Regardless, image processing, AF algorithms, video codecs, main processor are all areas where Panasonic likely has made some and possibly big contributions.
I've put together what seems to be a pretty uncontested list of which company provided the sensor 'design' for Nikon's DSLRs going back to the D2h:http://www.dpreview.com/forums/post/56873778
But as you said, from now the difference between Sony and Toshiba becomes moot.
fenceSitter: DPReview about the Pentax 645Z: "the larger sensor area does mean more light is gathered than comparable full-frame 35mm DSLRs."

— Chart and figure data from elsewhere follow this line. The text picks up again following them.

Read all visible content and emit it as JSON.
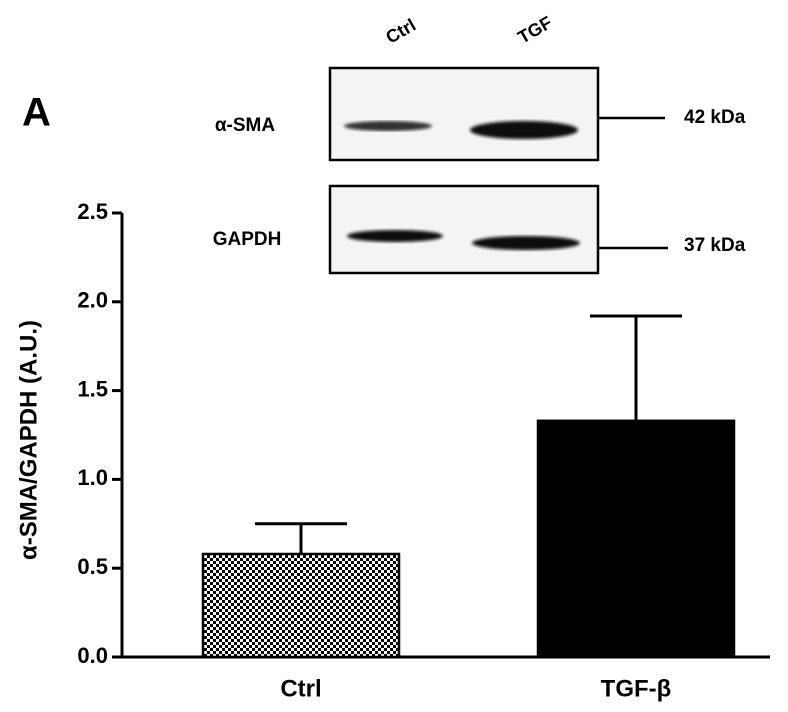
{
  "chart_data": {
    "type": "bar",
    "panel_label": "A",
    "ylabel": "α-SMA/GAPDH (A.U.)",
    "categories": [
      "Ctrl",
      "TGF-β"
    ],
    "values": [
      0.58,
      1.33
    ],
    "errors": [
      0.17,
      0.59
    ],
    "fills": [
      "checker",
      "#000000"
    ],
    "ylim": [
      0,
      2.5
    ],
    "yticks": [
      {
        "value": 0,
        "label": "0.0"
      },
      0.5,
      {
        "value": 1,
        "label": "1.0"
      },
      1.5,
      {
        "value": 2,
        "label": "2.0"
      },
      2.5
    ],
    "inset": {
      "lanes": [
        "Ctrl",
        "TGF"
      ],
      "rows": [
        {
          "name": "α-SMA",
          "size": "42 kDa"
        },
        {
          "name": "GAPDH",
          "size": "37 kDa"
        }
      ]
    }
  }
}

I'm afraid this is patently false. Pentax's fastest medium format lenses are so much slower than those available for full-frame DSLRs that it completely obliterates any light-gathering advantage that the larger sensor might otherwise have.
To wit, a full-frame DSLR sensor behind a lens @ f1.4 gathers more than twice as much light as the 645Z sensor behind a lens @ f2.8, and f2.8 is the fastest there is in Pentax's current 645 portfolio.
And I am discussing the fact that for all we know, the 645Z very likely has a higher saturation capacity than (almost) all FF cameras. All the evidence we have (from PDR over sensor age and make to qualitative reports by serious people) is consistent with that assumption and there is no evidence that would indicate the opposite.
And it is worth discussing because that 'higher saturation capacity' was the original point of contention. Settle that and all other discussions become moot.
The 645Z uses a modern Sony CMOS sensor (released in 2014), with a pixel pitch of 5.3 μm. It has the same base ISO (100) as almost all semi-modern FF sensors and among the Sony FF sensors only the D810 deviates from this (the Nikon sensors in the D3/D3s/D700 started at ISO 200, the Leica M9 with a Kodak sensor at ISO 80 and Leica SL with a CMOSIS (?) at ISO 50). While ISO ratings have a lot of leeway, past experience shows us that they do indicate roughly the saturation capacity.
But going beyond that, we have many reports from serious testers that the 645Z, ISO for ISO, fares better than (almost) all of the current FF sensors (the D810 potentially coming close).